The Hot Rock - ★★★★☆
Last time I said, "Now this was a great caper. In fact, it's a bunch of great capers, since if everything went right it wouldn't be much of a movie. The museum sequence is genuinely suspenseful and clever and terrific."
I mostly agree with me. The museum is still great, and the other sections have great bits, but maybe they're more surprise than suspense, since they didn't hit me as hard this time around.
Snowpiercer - ★★★½☆
It's one of my favorite things in a movie lately when I don't know what's going on, exactly. The plot is easy to describe, but the details and questions raised along the way make it interesting.
I worried this would stomp all over a train-related idea I started writing a while back, but then I found out this is based on a comic from 1982 and there are no new ideas. Finding out that comic book was French does make this Korean movie make a little more sense to me though.
Can't wait to see the American version where everyone lives!
The Amazing Spider-Man 2 - ★½☆☆☆
This is the opposite of Captain America 2. I have nothing but complaints, with just a few saving graces barely sneaking in. If it were trimmed down to just the scenes with the Giamatti, it could have been a good animated short to include on the DVD of a better movie.
I would have never guessed there'd be a time when I was not excited about the prospect of a Spider-Man movie.

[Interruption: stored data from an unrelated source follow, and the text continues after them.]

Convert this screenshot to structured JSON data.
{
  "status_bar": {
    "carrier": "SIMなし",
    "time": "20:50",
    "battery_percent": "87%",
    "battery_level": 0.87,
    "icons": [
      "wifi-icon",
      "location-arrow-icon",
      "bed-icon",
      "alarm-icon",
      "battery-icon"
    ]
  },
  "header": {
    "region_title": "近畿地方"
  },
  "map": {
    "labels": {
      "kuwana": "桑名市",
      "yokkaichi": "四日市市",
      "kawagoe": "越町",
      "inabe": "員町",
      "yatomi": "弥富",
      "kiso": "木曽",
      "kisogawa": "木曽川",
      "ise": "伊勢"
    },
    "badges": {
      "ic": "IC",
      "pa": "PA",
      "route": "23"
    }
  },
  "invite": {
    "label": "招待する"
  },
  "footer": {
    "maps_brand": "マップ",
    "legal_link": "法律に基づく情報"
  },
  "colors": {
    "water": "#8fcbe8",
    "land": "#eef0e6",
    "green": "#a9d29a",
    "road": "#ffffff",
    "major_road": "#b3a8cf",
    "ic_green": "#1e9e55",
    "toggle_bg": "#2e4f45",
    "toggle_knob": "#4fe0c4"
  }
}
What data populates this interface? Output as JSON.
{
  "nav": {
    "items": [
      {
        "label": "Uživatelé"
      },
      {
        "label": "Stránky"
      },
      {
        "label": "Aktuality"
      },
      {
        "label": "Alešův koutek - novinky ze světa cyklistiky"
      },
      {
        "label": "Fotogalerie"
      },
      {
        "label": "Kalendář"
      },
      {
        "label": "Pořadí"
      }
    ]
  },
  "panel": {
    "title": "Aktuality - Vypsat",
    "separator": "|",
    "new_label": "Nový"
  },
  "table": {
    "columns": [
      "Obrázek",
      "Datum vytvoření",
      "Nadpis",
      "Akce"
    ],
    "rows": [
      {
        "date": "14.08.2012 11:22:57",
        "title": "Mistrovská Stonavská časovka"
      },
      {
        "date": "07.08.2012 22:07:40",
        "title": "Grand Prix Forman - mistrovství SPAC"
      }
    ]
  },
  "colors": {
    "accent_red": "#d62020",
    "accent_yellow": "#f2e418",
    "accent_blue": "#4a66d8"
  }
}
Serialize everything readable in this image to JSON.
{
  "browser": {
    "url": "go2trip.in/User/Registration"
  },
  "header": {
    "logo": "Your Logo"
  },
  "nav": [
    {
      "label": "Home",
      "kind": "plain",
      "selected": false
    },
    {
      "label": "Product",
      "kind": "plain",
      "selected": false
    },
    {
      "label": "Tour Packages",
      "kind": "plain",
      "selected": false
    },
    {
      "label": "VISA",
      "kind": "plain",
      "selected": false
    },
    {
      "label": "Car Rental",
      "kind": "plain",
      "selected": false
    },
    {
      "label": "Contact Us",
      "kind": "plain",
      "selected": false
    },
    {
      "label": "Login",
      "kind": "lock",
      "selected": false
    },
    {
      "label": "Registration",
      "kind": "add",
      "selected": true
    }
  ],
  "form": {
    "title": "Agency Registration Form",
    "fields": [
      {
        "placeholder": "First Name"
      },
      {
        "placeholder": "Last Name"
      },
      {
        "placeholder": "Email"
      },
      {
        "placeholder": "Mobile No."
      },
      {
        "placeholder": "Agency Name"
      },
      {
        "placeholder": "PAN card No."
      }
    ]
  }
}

X-Men: Days of Future Past - ★★★★☆
I wasn't excited for this one; I don't like most of the X-Men movies, and the director of the old ones coming back seemed like a bad omen. But now, I'm pretty sure this one is my favorite of the bunch!
I think this movie's strength is the choice to not be penned in to exactly where the previous films left off. For like, a decade, I've told anyone who will listen how Spider-Man should be like the 007 franchise - change creative teams now and then, but just keep moving forward. Make references when appropriate or when feeling indulgent, but try to tell a new story each go 'round. You know, like a comic book?
I've read some absolutely idiotic articles this week by people who assume the X-Men have never had an adventure we didn't see on the screen, and they must be the reason why every time someone wants to tell us a new superhero story they feel obliged to serve up a new take on the origin first.
What this movie gets right is figuring that you either know who these characters are, or will be able to figure it out by watching the movie, and then telling a story about them. (What it gets wrong? Yet another comic book movie where we fly around in DNA in the intro. Yet another comic book movie with a plot point hinging on lost powers, even if it was a good take on it this time.)